# Shapley Value Analysis for Customer Satisfaction

This notebook implements the Shapley Value analysis to identify key drivers of customer satisfaction (or dissatisfaction) based on the methodology described in the paper "Customer Satisfaction Analysis: Identification of Key Drivers" by Conklin, Powaga, and Lipovetsky.

**Steps:**
1. **Setup & Configuration**: Define file paths, column names, and thresholds.
2. **Data Preprocessing**: Load and binarize data.
3. **Shapley Value Calculation**: Compute Shapley values for each feature.
4. **Key Driver Identification**: Determine the optimal set of key dissatisfiers.
5. **Results**: View the Shapley values and the identified key drivers.

## 1. Import Libraries

In [None]:
import pandas as pd
import numpy as np
import itertools
import math

## 2. Define Helper Functions

These functions are the core logic for preprocessing, calculating coalition values, Shapley values, and determining key drivers.

In [None]:
def preprocess_data(filepath, overall_satisfaction_col, feature_cols, 
                    dissatisfaction_threshold, failure_threshold_map,
                    overall_score_higher_is_better=True, 
                    feature_score_higher_is_better=True):
    """
    Loads and preprocesses the data.
    """
    df = pd.read_csv(filepath)

    # Binarize overall satisfaction
    binarized_overall_col = f"{overall_satisfaction_col}_Dissatisfied"
    if overall_score_higher_is_better:
        df[binarized_overall_col] = (df[overall_satisfaction_col] <= dissatisfaction_threshold).astype(int)
    else:
        df[binarized_overall_col] = (df[overall_satisfaction_col] >= dissatisfaction_threshold).astype(int)

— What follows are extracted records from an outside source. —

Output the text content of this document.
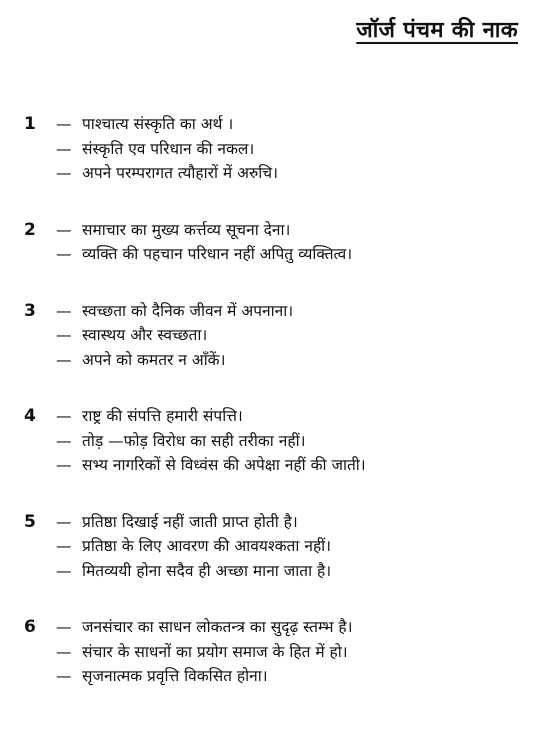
जॉर्ज पंचम की नाक
1	— पाश्चात्य संस्कृति का अर्थ ।
— संस्कृति एव परिधान की नकल।
— अपने परम्परागत त्यौहारों में अरुचि।
2	— समाचार का मुख्य कर्त्तव्य सूचना देना।
— व्यक्ति की पहचान परिधान नहीं अपितु व्यक्तित्व।
3	— स्वच्छता को दैनिक जीवन में अपनाना।
— स्वास्थय और स्वच्छता।
— अपने को कमतर न आँकें।
4	— राष्ट्र की संपत्ति हमारी संपत्ति।
— तोड़ —फोड़ विरोध का सही तरीका नहीं।
— सभ्य नागरिकों से विध्वंस की अपेक्षा नहीं की जाती।
5	— प्रतिष्ठा दिखाई नहीं जाती प्राप्त होती है।
— प्रतिष्ठा के लिए आवरण की आवयश्कता नहीं।
— मितव्ययी होना सदैव ही अच्छा माना जाता है।
6	— जनसंचार का साधन लोकतन्त्र का सुदृढ़ स्तम्भ है।
— संचार के साधनों का प्रयोग समाज के हित में हो।
— सृजनात्मक प्रवृत्ति विकसित होना।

    # Binarize feature columns
    binarized_feature_cols = []
    for col in feature_cols:
        bin_col_name = f"{col}_Failed"
        threshold_info = failure_threshold_map.get(col)
        
        current_feature_higher_is_better = feature_score_higher_is_better # Default
        current_failure_threshold = None

        if isinstance(threshold_info, tuple): # (threshold, specific_higher_is_better)
            current_failure_threshold = threshold_info[0]
            current_feature_higher_is_better = threshold_info[1]
        elif threshold_info is not None: # Just threshold, use global feature_score_higher_is_better
            current_failure_threshold = threshold_info
        else:
            raise ValueError(f"Failure threshold not defined for feature: {col}")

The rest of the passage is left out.